I cap raccontano la città: centro e CityLife volano, periferie in difficoltà
Come riporta il Corriere, è però l’analisi per codice di avviamento postale a evidenziare con maggiore chiarezza il divario. Nel cap 20145, che comprende zone come Magenta, Pagano e CityLife, il reddito medio raggiunge i 93mila euro. All’estremo opposto il cap 20150, che include aree periferiche come Quarto Oggiaro e QT8, dove si scende a circa 30mila euro medi. Ancora più basso il dato del cap 20157 (Quarto Oggiaro), che con 18.500 euro annui pro capite rappresenta il punto più fragile della città. Nel cuore di Milano, il cap 20121 del centro storico registra un reddito medio di 84.888 euro, con 67mila contribuenti che generano complessivamente 5,4 miliardi di imponibile.
Milano, la forbice si allarga
Il reddito medio cittadino si attesta a 40.357 euro, ben al di sopra della media nazionale di 24.893 euro (+42,7%). A livello provinciale, Milano mantiene il primato italiano per reddito disponibile delle famiglie. Ma il dato più significativo riguarda l’allargarsi della forbice tra ricchi e meno abbienti. La città cresce, ma non in modo uniforme: la classe media vede progressivamente ridursi la propria capacità di spesa, mentre le differenze territoriali diventano sempre più marcate.
I quartieri in trasformazione: Portello, Scalo Romana e Lambrate
Accanto alle aree storicamente ricche, emergono zone in forte evoluzione. Portello-Accursio registra una media di circa 61mila euro pro capite, spinta dalla presenza di nuove residenze di pregio e da prospettive di sviluppo legate anche all’apertura del nuovo consolato americano. Scalo Porta Romana si attesta intorno ai 50mila euro, segno di una nuova classe urbana attratta dalla riqualificazione dell’area. Anche Lambrate mostra segnali di gentrificazione, con redditi medi che salgono a circa 43mila euro.

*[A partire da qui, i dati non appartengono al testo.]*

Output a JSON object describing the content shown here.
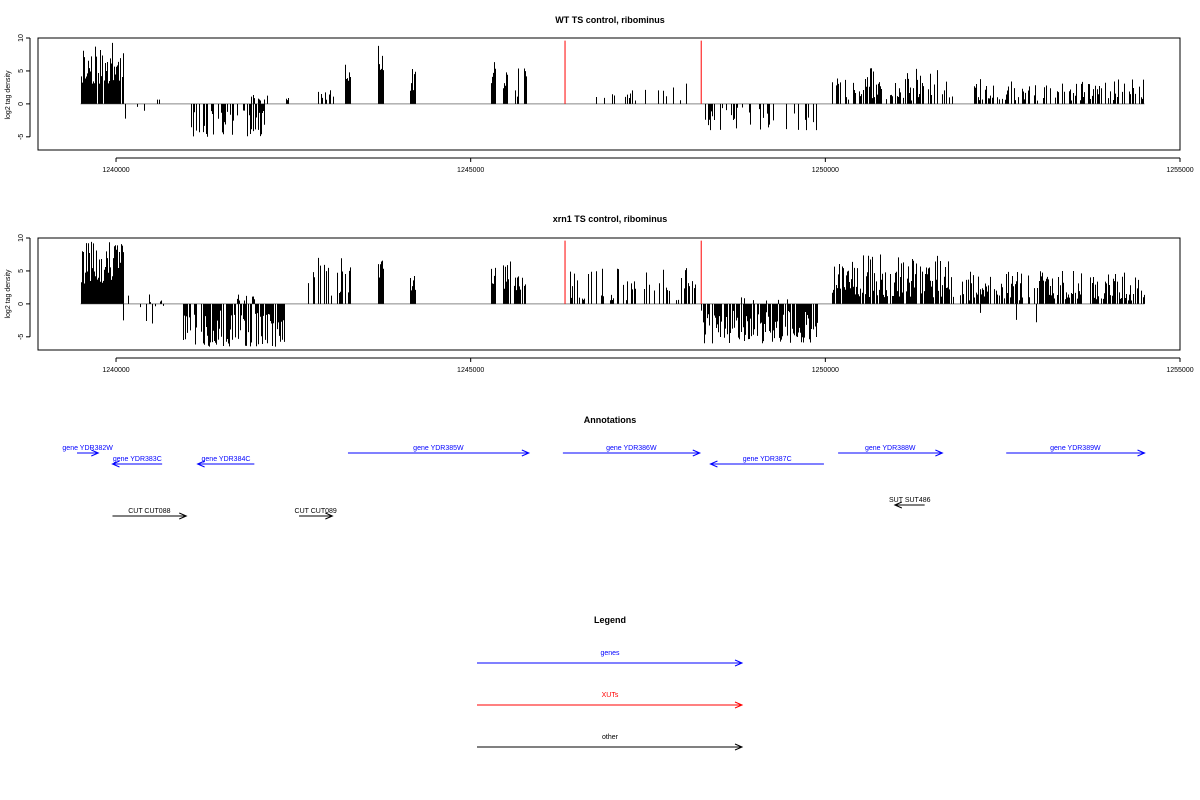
{
  "chart_data": [
    {
      "type": "bar",
      "title": "WT TS control, ribominus",
      "xlabel": "",
      "ylabel": "log2 tag density",
      "xlim": [
        1238900,
        1255000
      ],
      "ylim": [
        -7,
        10
      ],
      "xticks": [
        1240000,
        1245000,
        1250000,
        1255000
      ],
      "xtick_labels": [
        "1240000",
        "1245000",
        "1250000",
        "1255000"
      ],
      "yticks": [
        -5,
        0,
        5,
        10
      ],
      "ytick_labels": [
        "-5",
        "0",
        "5",
        "10"
      ],
      "bar_color": "#000000",
      "highlight_color": "#ff0000",
      "highlights": [
        {
          "x": 1246330,
          "y": 9.6
        },
        {
          "x": 1248250,
          "y": 9.6
        }
      ],
      "regions": [
        {
          "start": 1239500,
          "end": 1240100,
          "min": 3,
          "max": 9.3,
          "density": 0.9,
          "seed": 11
        },
        {
          "start": 1240100,
          "end": 1240700,
          "min": -2.5,
          "max": 2,
          "density": 0.12,
          "seed": 12
        },
        {
          "start": 1241050,
          "end": 1242100,
          "min": -5,
          "max": -1,
          "density": 0.55,
          "seed": 13
        },
        {
          "start": 1241900,
          "end": 1242150,
          "min": 0.5,
          "max": 1.8,
          "density": 0.3,
          "seed": 14
        },
        {
          "start": 1242400,
          "end": 1242450,
          "min": 0.5,
          "max": 1,
          "density": 0.5,
          "seed": 15
        },
        {
          "start": 1242850,
          "end": 1243100,
          "min": 0.5,
          "max": 2.5,
          "density": 0.25,
          "seed": 16
        },
        {
          "start": 1243230,
          "end": 1243300,
          "min": 3,
          "max": 6.8,
          "density": 1,
          "seed": 17
        },
        {
          "start": 1243700,
          "end": 1243770,
          "min": 5,
          "max": 9.3,
          "density": 1,
          "seed": 18
        },
        {
          "start": 1244150,
          "end": 1244220,
          "min": 2,
          "max": 6.2,
          "density": 1,
          "seed": 19
        },
        {
          "start": 1245280,
          "end": 1245350,
          "min": 3,
          "max": 6.5,
          "density": 1,
          "seed": 20
        },
        {
          "start": 1245450,
          "end": 1245520,
          "min": 2,
          "max": 5.3,
          "density": 1,
          "seed": 21
        },
        {
          "start": 1245620,
          "end": 1245800,
          "min": 1,
          "max": 6.6,
          "density": 0.6,
          "seed": 22
        },
        {
          "start": 1246500,
          "end": 1247800,
          "min": 0.5,
          "max": 2.2,
          "density": 0.08,
          "seed": 23
        },
        {
          "start": 1247680,
          "end": 1248150,
          "min": 0.5,
          "max": 3.5,
          "density": 0.15,
          "seed": 24
        },
        {
          "start": 1248300,
          "end": 1249900,
          "min": -4,
          "max": -0.5,
          "density": 0.35,
          "seed": 25
        },
        {
          "start": 1250100,
          "end": 1251800,
          "min": 0.5,
          "max": 5.5,
          "density": 0.5,
          "seed": 26
        },
        {
          "start": 1252100,
          "end": 1254500,
          "min": 0.5,
          "max": 3.8,
          "density": 0.45,
          "seed": 27
        }
      ]
    },
    {
      "type": "bar",
      "title": "xrn1 TS control, ribominus",
      "xlabel": "",
      "ylabel": "log2 tag density",
      "xlim": [
        1238900,
        1255000
      ],
      "ylim": [
        -7,
        10
      ],
      "xticks": [
        1240000,
        1245000,
        1250000,
        1255000
      ],
      "xtick_labels": [
        "1240000",
        "1245000",
        "1250000",
        "1255000"
      ],
      "yticks": [
        -5,
        0,
        5,
        10
      ],
      "ytick_labels": [
        "-5",
        "0",
        "5",
        "10"
      ],
      "bar_color": "#000000",
      "highlight_color": "#ff0000",
      "highlights": [
        {
          "x": 1246330,
          "y": 9.6
        },
        {
          "x": 1248250,
          "y": 9.6
        }
      ],
      "regions": [
        {
          "start": 1239500,
          "end": 1240100,
          "min": 3,
          "max": 9.5,
          "density": 0.95,
          "seed": 31
        },
        {
          "start": 1240100,
          "end": 1240750,
          "min": -3,
          "max": 1.5,
          "density": 0.3,
          "seed": 32
        },
        {
          "start": 1240950,
          "end": 1242400,
          "min": -6.5,
          "max": -1,
          "density": 0.7,
          "seed": 33
        },
        {
          "start": 1241700,
          "end": 1242000,
          "min": 0.5,
          "max": 1.5,
          "density": 0.3,
          "seed": 34
        },
        {
          "start": 1242700,
          "end": 1243300,
          "min": 1,
          "max": 7,
          "density": 0.5,
          "seed": 35
        },
        {
          "start": 1243700,
          "end": 1243770,
          "min": 4,
          "max": 8.5,
          "density": 1,
          "seed": 36
        },
        {
          "start": 1244150,
          "end": 1244220,
          "min": 2,
          "max": 5.5,
          "density": 1,
          "seed": 37
        },
        {
          "start": 1245280,
          "end": 1245350,
          "min": 3,
          "max": 6.5,
          "density": 1,
          "seed": 38
        },
        {
          "start": 1245450,
          "end": 1245800,
          "min": 2,
          "max": 7,
          "density": 0.6,
          "seed": 39
        },
        {
          "start": 1246400,
          "end": 1248200,
          "min": 0.5,
          "max": 5.5,
          "density": 0.4,
          "seed": 40
        },
        {
          "start": 1248250,
          "end": 1249900,
          "min": -6,
          "max": -1,
          "density": 0.8,
          "seed": 41
        },
        {
          "start": 1248800,
          "end": 1249600,
          "min": 0.5,
          "max": 1.5,
          "density": 0.1,
          "seed": 42
        },
        {
          "start": 1250100,
          "end": 1251800,
          "min": 1,
          "max": 7.5,
          "density": 0.85,
          "seed": 43
        },
        {
          "start": 1251900,
          "end": 1254500,
          "min": 0.5,
          "max": 5,
          "density": 0.65,
          "seed": 44
        },
        {
          "start": 1251750,
          "end": 1253000,
          "min": -3,
          "max": -0.5,
          "density": 0.04,
          "seed": 45
        }
      ]
    }
  ],
  "annotations": {
    "title": "Annotations",
    "xlim": [
      1238900,
      1255000
    ],
    "features": [
      {
        "label": "gene YDR382W",
        "start": 1239450,
        "end": 1239750,
        "strand": "+",
        "row": 0,
        "color": "#0000ff"
      },
      {
        "label": "gene YDR383C",
        "start": 1239950,
        "end": 1240650,
        "strand": "-",
        "row": 1,
        "color": "#0000ff"
      },
      {
        "label": "gene YDR384C",
        "start": 1241150,
        "end": 1241950,
        "strand": "-",
        "row": 1,
        "color": "#0000ff"
      },
      {
        "label": "gene YDR385W",
        "start": 1243270,
        "end": 1245820,
        "strand": "+",
        "row": 0,
        "color": "#0000ff"
      },
      {
        "label": "gene YDR386W",
        "start": 1246300,
        "end": 1248230,
        "strand": "+",
        "row": 0,
        "color": "#0000ff"
      },
      {
        "label": "gene YDR387C",
        "start": 1248380,
        "end": 1249980,
        "strand": "-",
        "row": 1,
        "color": "#0000ff"
      },
      {
        "label": "gene YDR388W",
        "start": 1250180,
        "end": 1251650,
        "strand": "+",
        "row": 0,
        "color": "#0000ff"
      },
      {
        "label": "gene YDR389W",
        "start": 1252550,
        "end": 1254500,
        "strand": "+",
        "row": 0,
        "color": "#0000ff"
      },
      {
        "label": "SUT SUT486",
        "start": 1250980,
        "end": 1251400,
        "strand": "-",
        "row": 2,
        "color": "#000000"
      },
      {
        "label": "CUT CUT088",
        "start": 1239950,
        "end": 1240990,
        "strand": "+",
        "row": 3,
        "color": "#000000"
      },
      {
        "label": "CUT CUT089",
        "start": 1242580,
        "end": 1243050,
        "strand": "+",
        "row": 3,
        "color": "#000000"
      }
    ]
  },
  "legend": {
    "title": "Legend",
    "items": [
      {
        "label": "genes",
        "color": "#0000ff"
      },
      {
        "label": "XUTs",
        "color": "#ff0000"
      },
      {
        "label": "other",
        "color": "#000000"
      }
    ]
  }
}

Le periferie: redditi bassi e fragilità sociale
Nelle periferie storiche, invece, i redditi restano intorno ai 20mila euro annui. È il caso di quartieri come Baggio, Villapizzone e Comasina, dove prevalgono famiglie monoreddito, pensionati e giovani con lavori a basso salario. Situazioni analoghe si registrano a Bande Nere e Greco, dove molti under 30 vivono con redditi medio-bassi, spesso in affitto o in piccoli appartamenti. La fotografia che emerge dai dati è chiara: Milano corre, ma a velocità diverse.
L’hinterland: Basiglio tra i più ricchi d’Italia
Fuori dai confini cittadini, spicca il dato di Basiglio, con un reddito medio di circa 51mila euro per meno di 6mila residenti. Il comune, sede di Banca Mediolanum, si colloca tra i più ricchi d’Italia, dietro solo a realtà come Portofino e Lajatico.